Indiana University of Pennsylvania is offering two concurrent historical archaeology field schools at the site of Newport (36IN188), Pennsylvania. This field school is certified by the Register of Professional Archaeologists.
Students with schedule conflicts can join the field school a week late with permission.
Newport, located near Blairsville, Pennsylvania,
was founded circa 1790 and served as an important river town until the early nineteenth century. The town included several businesses, a hotel, a post office, and a wharf. The site is now completely abandoned. This year’s archaeological investigations
will include shovel test pits, excavation units, geophysics, metal detecting, photogrammetry, and artifact analysis to identify the site boundaries specific structures. Students will be exposed to both traditional and high-tech techniques with the
goal of preparing them for cultural resource management and academic careers.
An introduction to archaeological survey, field excavation, and laboratory processing. Required for all Archaeology Track students or graduate students without significant field experience.
Advanced instruction in survey and
excavation field methods and technology, with an emphasis on the application of research designs to field settings, and the logistics of supervising field projects.
Variable depending on credits and undergrad or grad level. The cost can be estimated using the IUP Tuition and Fee Cost Estimator. Housing may be available through
the IUP Office of Housing, Residential Living, and Dining or can be obtained individually.
Visit the Summer Sessions website.
For additional information, contact Professor Ben Ford at firstname.lastname@example.org.
Newport is important for several reasons. It was an early
trade hub in western Pennsylvania connecting the Frankstown Road to the Conemaugh River. The Frankstown Road ran east to the Juniata River, providing a link to the Susquehanna River and the Chesapeake Bay, while the Conemaugh River eventually joins
the Allegheny River flowing past Pittsburgh and into the Ohio River. Sitting at the juncture of the Frankstown Road and the Conemaugh River, Newport helped connect the eastern and western United States and facilitated the movement of people, materials,
and goods to, from, and through what was then the frontier.
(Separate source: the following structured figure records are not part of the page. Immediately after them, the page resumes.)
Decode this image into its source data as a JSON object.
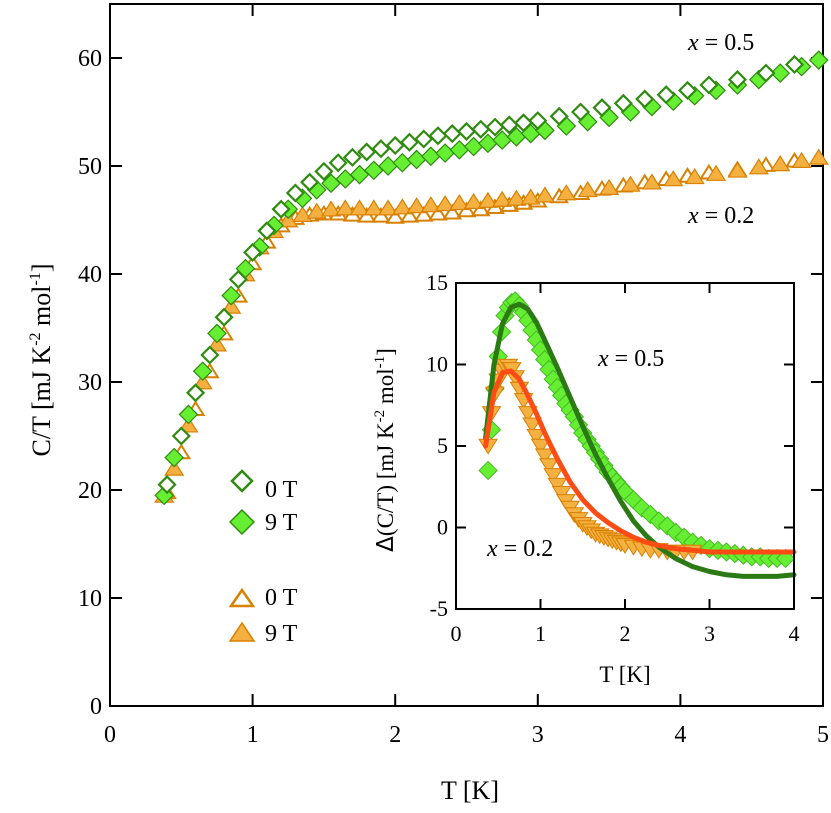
{
  "colors": {
    "green_dark": "#2e8b0e",
    "green_light": "#66ee33",
    "orange_dark": "#d88000",
    "orange_light": "#f4b040",
    "fit_green": "#2c7a14",
    "fit_red": "#ff4b14"
  },
  "chart_data": [
    {
      "type": "scatter",
      "role": "main",
      "xlabel": "T [K]",
      "ylabel": "C/T [mJ K-2 mol-1]",
      "ylabel_parts": {
        "base": "C/T [mJ K",
        "exp1": "-2",
        "mid": " mol",
        "exp2": "-1",
        "end": "]"
      },
      "xlim": [
        0,
        5
      ],
      "ylim": [
        0,
        65
      ],
      "xticks": [
        0,
        1,
        2,
        3,
        4,
        5
      ],
      "yticks": [
        0,
        10,
        20,
        30,
        40,
        50,
        60
      ],
      "annotations": [
        {
          "text_italic": "x",
          "text": " = 0.5",
          "x": 4.5,
          "y": 61
        },
        {
          "text_italic": "x",
          "text": " = 0.2",
          "x": 4.5,
          "y": 45
        }
      ],
      "legend": [
        {
          "label": "0 T",
          "marker": "open-diamond",
          "series": "x05_0T"
        },
        {
          "label": "9 T",
          "marker": "filled-diamond",
          "series": "x05_9T"
        },
        {
          "label": "0 T",
          "marker": "open-triangle",
          "series": "x02_0T"
        },
        {
          "label": "9 T",
          "marker": "filled-triangle",
          "series": "x02_9T"
        }
      ],
      "series": [
        {
          "name": "x05_0T",
          "marker": "open-diamond",
          "x": [
            0.4,
            0.5,
            0.6,
            0.7,
            0.8,
            0.9,
            1.0,
            1.1,
            1.2,
            1.3,
            1.4,
            1.5,
            1.6,
            1.7,
            1.8,
            1.9,
            2.0,
            2.1,
            2.2,
            2.3,
            2.4,
            2.5,
            2.6,
            2.7,
            2.8,
            2.9,
            3.0,
            3.15,
            3.3,
            3.45,
            3.6,
            3.75,
            3.9,
            4.05,
            4.2,
            4.4,
            4.6,
            4.8
          ],
          "y": [
            20.5,
            25,
            29,
            32.5,
            36,
            39.5,
            42,
            44,
            46,
            47.5,
            48.5,
            49.5,
            50.3,
            50.8,
            51.3,
            51.6,
            51.9,
            52.2,
            52.5,
            52.8,
            53,
            53.2,
            53.4,
            53.6,
            53.8,
            54,
            54.2,
            54.6,
            55,
            55.4,
            55.8,
            56.2,
            56.6,
            57,
            57.5,
            58,
            58.6,
            59.4
          ]
        },
        {
          "name": "x05_9T",
          "marker": "filled-diamond",
          "x": [
            0.38,
            0.45,
            0.55,
            0.65,
            0.75,
            0.85,
            0.95,
            1.05,
            1.15,
            1.25,
            1.35,
            1.45,
            1.55,
            1.65,
            1.75,
            1.85,
            1.95,
            2.05,
            2.15,
            2.25,
            2.35,
            2.45,
            2.55,
            2.65,
            2.75,
            2.85,
            2.95,
            3.05,
            3.2,
            3.35,
            3.5,
            3.65,
            3.8,
            3.95,
            4.1,
            4.25,
            4.4,
            4.55,
            4.7,
            4.85,
            4.97
          ],
          "y": [
            19.5,
            23,
            27,
            31,
            34.5,
            38,
            40.5,
            42.5,
            44.5,
            46,
            47,
            47.8,
            48.4,
            48.8,
            49.2,
            49.6,
            50,
            50.3,
            50.6,
            50.9,
            51.2,
            51.5,
            51.8,
            52.1,
            52.4,
            52.7,
            53,
            53.3,
            53.7,
            54.1,
            54.5,
            55,
            55.5,
            56,
            56.5,
            57,
            57.5,
            58,
            58.6,
            59.2,
            59.8
          ]
        },
        {
          "name": "x02_0T",
          "marker": "open-triangle",
          "x": [
            0.4,
            0.5,
            0.6,
            0.7,
            0.8,
            0.9,
            1.0,
            1.1,
            1.2,
            1.3,
            1.4,
            1.5,
            1.6,
            1.7,
            1.8,
            1.9,
            2.0,
            2.1,
            2.2,
            2.3,
            2.4,
            2.5,
            2.6,
            2.7,
            2.8,
            2.9,
            3.0,
            3.15,
            3.3,
            3.45,
            3.6,
            3.75,
            3.9,
            4.05,
            4.2,
            4.4,
            4.6,
            4.8
          ],
          "y": [
            19.8,
            23.5,
            27.5,
            31,
            34.5,
            38,
            41,
            43,
            44.5,
            45.2,
            45.5,
            45.6,
            45.6,
            45.5,
            45.4,
            45.4,
            45.3,
            45.4,
            45.5,
            45.6,
            45.7,
            45.9,
            46,
            46.2,
            46.4,
            46.6,
            46.8,
            47.2,
            47.5,
            47.9,
            48.2,
            48.5,
            48.8,
            49.1,
            49.4,
            49.7,
            50.1,
            50.5
          ]
        },
        {
          "name": "x02_9T",
          "marker": "filled-triangle",
          "x": [
            0.38,
            0.45,
            0.55,
            0.65,
            0.75,
            0.85,
            0.95,
            1.05,
            1.15,
            1.25,
            1.35,
            1.45,
            1.55,
            1.65,
            1.75,
            1.85,
            1.95,
            2.05,
            2.15,
            2.25,
            2.35,
            2.45,
            2.55,
            2.65,
            2.75,
            2.85,
            2.95,
            3.05,
            3.2,
            3.35,
            3.5,
            3.65,
            3.8,
            3.95,
            4.1,
            4.25,
            4.4,
            4.55,
            4.7,
            4.85,
            4.97
          ],
          "y": [
            19.5,
            22,
            26,
            30,
            33.5,
            37,
            40,
            42.5,
            44,
            45,
            45.5,
            45.8,
            46,
            46.1,
            46.1,
            46.1,
            46.1,
            46.2,
            46.3,
            46.4,
            46.5,
            46.6,
            46.7,
            46.8,
            46.9,
            47,
            47.1,
            47.3,
            47.5,
            47.8,
            48,
            48.3,
            48.5,
            48.8,
            49,
            49.3,
            49.6,
            49.9,
            50.2,
            50.5,
            50.8
          ]
        }
      ]
    },
    {
      "type": "scatter",
      "role": "inset",
      "xlabel": "T [K]",
      "ylabel": "Δ(C/T) [mJ K-2 mol-1]",
      "ylabel_parts": {
        "base": "(C/T) [mJ K",
        "exp1": "-2",
        "mid": " mol",
        "exp2": "-1",
        "end": "]"
      },
      "xlim": [
        0,
        4
      ],
      "ylim": [
        -5,
        15
      ],
      "xticks": [
        0,
        1,
        2,
        3,
        4
      ],
      "yticks": [
        -5,
        0,
        5,
        10,
        15
      ],
      "annotations": [
        {
          "text_italic": "x",
          "text": " = 0.5",
          "x": 2.3,
          "y": 10.5
        },
        {
          "text_italic": "x",
          "text": " = 0.2",
          "x": 0.55,
          "y": -1.5
        }
      ],
      "series": [
        {
          "name": "inset_x05_data",
          "marker": "filled-diamond",
          "x": [
            0.38,
            0.42,
            0.46,
            0.5,
            0.54,
            0.58,
            0.62,
            0.66,
            0.7,
            0.75,
            0.8,
            0.85,
            0.9,
            0.95,
            1.0,
            1.05,
            1.1,
            1.15,
            1.2,
            1.25,
            1.3,
            1.35,
            1.4,
            1.45,
            1.5,
            1.55,
            1.6,
            1.65,
            1.7,
            1.75,
            1.8,
            1.85,
            1.9,
            1.95,
            2.0,
            2.1,
            2.2,
            2.3,
            2.4,
            2.5,
            2.6,
            2.7,
            2.8,
            2.9,
            3.0,
            3.1,
            3.2,
            3.3,
            3.4,
            3.5,
            3.6,
            3.7,
            3.8,
            3.9
          ],
          "y": [
            3.5,
            6,
            8.5,
            10.5,
            12,
            13,
            13.5,
            13.8,
            13.9,
            13.6,
            13.2,
            12.7,
            12.1,
            11.5,
            10.9,
            10.3,
            9.7,
            9.1,
            8.6,
            8.1,
            7.6,
            7.2,
            6.8,
            6.3,
            5.8,
            5.4,
            5,
            4.6,
            4.2,
            3.8,
            3.4,
            3.1,
            2.8,
            2.5,
            2.2,
            1.7,
            1.2,
            0.8,
            0.4,
            0.1,
            -0.3,
            -0.6,
            -0.9,
            -1.1,
            -1.3,
            -1.4,
            -1.5,
            -1.6,
            -1.7,
            -1.8,
            -1.8,
            -1.9,
            -1.9,
            -1.9
          ]
        },
        {
          "name": "inset_x02_data",
          "marker": "filled-triangle-down",
          "x": [
            0.38,
            0.42,
            0.46,
            0.5,
            0.54,
            0.58,
            0.62,
            0.66,
            0.7,
            0.75,
            0.8,
            0.85,
            0.9,
            0.95,
            1.0,
            1.05,
            1.1,
            1.15,
            1.2,
            1.25,
            1.3,
            1.35,
            1.4,
            1.45,
            1.5,
            1.55,
            1.6,
            1.65,
            1.7,
            1.75,
            1.8,
            1.85,
            1.9,
            1.95,
            2.0,
            2.1,
            2.2,
            2.3,
            2.4,
            2.5,
            2.6,
            2.7,
            2.8
          ],
          "y": [
            5,
            7,
            8.2,
            9,
            9.6,
            9.9,
            9.9,
            9.7,
            9.2,
            8.5,
            7.8,
            7,
            6.3,
            5.6,
            5,
            4.4,
            3.8,
            3.2,
            2.6,
            2.1,
            1.6,
            1.2,
            0.8,
            0.5,
            0.2,
            0,
            -0.2,
            -0.4,
            -0.5,
            -0.6,
            -0.7,
            -0.8,
            -0.9,
            -1,
            -1.1,
            -1.2,
            -1.3,
            -1.4,
            -1.4,
            -1.5,
            -1.5,
            -1.5,
            -1.5
          ]
        },
        {
          "name": "fit_x05",
          "line": true,
          "color": "fit_green",
          "x": [
            0.35,
            0.45,
            0.55,
            0.65,
            0.75,
            0.85,
            0.95,
            1.05,
            1.2,
            1.35,
            1.5,
            1.65,
            1.8,
            1.95,
            2.1,
            2.25,
            2.4,
            2.6,
            2.8,
            3.0,
            3.2,
            3.4,
            3.6,
            3.8,
            4.0
          ],
          "y": [
            5.5,
            10,
            12.5,
            13.5,
            13.7,
            13.4,
            12.6,
            11.5,
            9.8,
            8,
            6.2,
            4.5,
            3,
            1.6,
            0.4,
            -0.5,
            -1.2,
            -1.9,
            -2.4,
            -2.7,
            -2.9,
            -3,
            -3,
            -3,
            -2.9
          ]
        },
        {
          "name": "fit_x02",
          "line": true,
          "color": "fit_red",
          "x": [
            0.35,
            0.45,
            0.55,
            0.65,
            0.75,
            0.85,
            0.95,
            1.05,
            1.2,
            1.35,
            1.5,
            1.65,
            1.8,
            1.95,
            2.1,
            2.25,
            2.4,
            2.6,
            2.8,
            3.0,
            3.2,
            3.4,
            3.6,
            3.8,
            4.0
          ],
          "y": [
            5,
            8.3,
            9.5,
            9.6,
            9.1,
            8.1,
            7,
            5.8,
            4.2,
            2.8,
            1.7,
            0.9,
            0.3,
            -0.2,
            -0.6,
            -0.9,
            -1.1,
            -1.3,
            -1.4,
            -1.5,
            -1.5,
            -1.5,
            -1.5,
            -1.5,
            -1.5
          ]
        }
      ]
    }
  ]
}
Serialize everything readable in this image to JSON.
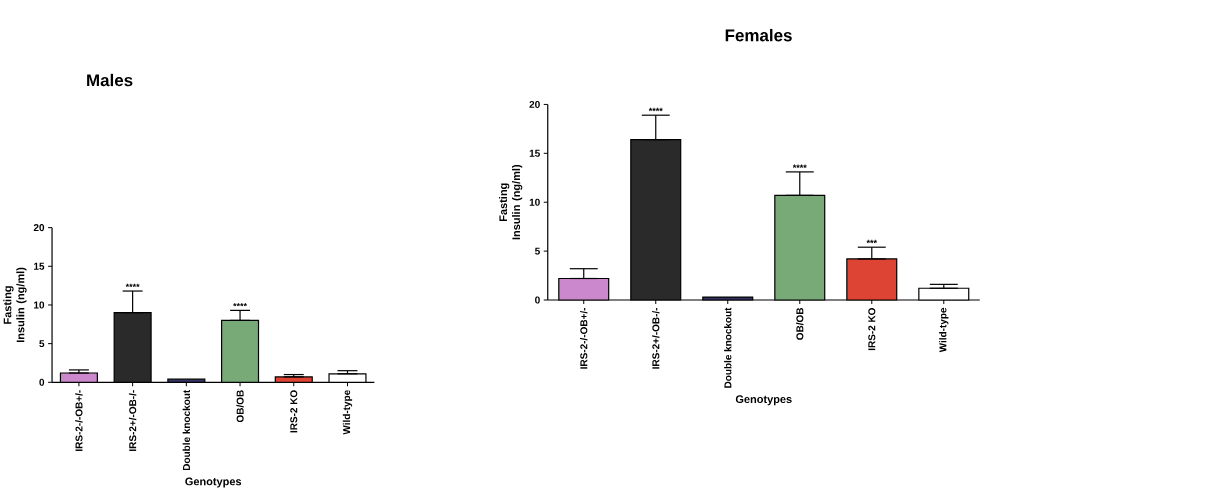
{
  "chart_data": [
    {
      "type": "bar",
      "title": "Males",
      "xlabel": "Genotypes",
      "ylabel": "Fasting Insulin (ng/ml)",
      "categories": [
        "IRS-2-/-OB+/-",
        "IRS-2+/-OB-/-",
        "Double knockout",
        "OB/OB",
        "IRS-2 KO",
        "Wild-type"
      ],
      "values": [
        1.2,
        9.0,
        0.4,
        8.0,
        0.7,
        1.1
      ],
      "colors": [
        "#cc88cc",
        "#2a2a2a",
        "#333366",
        "#77aa77",
        "#dd4433",
        "#ffffff"
      ],
      "errors": [
        [
          1.2,
          1.6
        ],
        [
          9.0,
          11.8
        ],
        null,
        [
          8.0,
          9.3
        ],
        [
          0.7,
          1.0
        ],
        [
          1.1,
          1.5
        ]
      ],
      "ylim": [
        0,
        20
      ],
      "yticks": [
        0,
        5,
        10,
        15,
        20
      ],
      "annotations": [
        {
          "text": "****",
          "x": "IRS-2+/-OB-/-",
          "y": 11.8
        },
        {
          "text": "****",
          "x": "OB/OB",
          "y": 9.3
        }
      ]
    },
    {
      "type": "bar",
      "title": "Females",
      "xlabel": "Genotypes",
      "ylabel": "Fasting Insulin (ng/ml)",
      "categories": [
        "IRS-2-/-OB+/-",
        "IRS-2+/-OB-/-",
        "Double knockout",
        "OB/OB",
        "IRS-2 KO",
        "Wild-type"
      ],
      "values": [
        2.2,
        16.4,
        0.3,
        10.7,
        4.2,
        1.2
      ],
      "colors": [
        "#cc88cc",
        "#2a2a2a",
        "#333366",
        "#77aa77",
        "#dd4433",
        "#ffffff"
      ],
      "errors": [
        [
          2.2,
          3.2
        ],
        [
          16.4,
          18.9
        ],
        null,
        [
          10.7,
          13.1
        ],
        [
          4.2,
          5.4
        ],
        [
          1.2,
          1.6
        ]
      ],
      "ylim": [
        0,
        20
      ],
      "yticks": [
        0,
        5,
        10,
        15,
        20
      ],
      "annotations": [
        {
          "text": "****",
          "x": "IRS-2+/-OB-/-",
          "y": 18.9
        },
        {
          "text": "****",
          "x": "OB/OB",
          "y": 13.1
        },
        {
          "text": "***",
          "x": "IRS-2 KO",
          "y": 5.4
        }
      ]
    }
  ]
}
As other transportation routes developed, including roads, canals, and railroads, Newport was left behind and eventually abandoned. Its short occupation at a pivotal time in western expansion,
makes it an excellent site to investigate life, commerce, and industry on the American frontier.
The 2019 field school at Newport made significant discoveries about the village’s layout. The archaeologists identified two roads through the village, one paved with cobbles and the other banking down the slope to a now-submerged natural stone wharf.
Through test pits and excavation units, the students also identified the footprint of the store and post office building near the center of the site. The two roads and the store/post office location allow us to link historic descriptions of the town
to the modern landscape. The store also produced a significant number of artifacts, including ceramics, glass, and animal bones, that show the linkages between Newport, the surrounding areas, and trade networks that stretched to the eastern United
States and Britain. The field school also contributed to our understanding of how Newport served as interface between overland and river traffic by identifying what appears to be the foundation for chutes used to load iron ore from wagons onto boats.
Finally, the excavations uncovered evidence of long-term occupations at the site with pre-Contact stone tools and chipping debris revered from throughout the site.
Excavations in 2021 will return to the store and post office site to explore the size and construction of this building and to better sample the artifacts associated with it. The field school will also locate the site of the town’s hotel to better understand
the people who traveled through the region.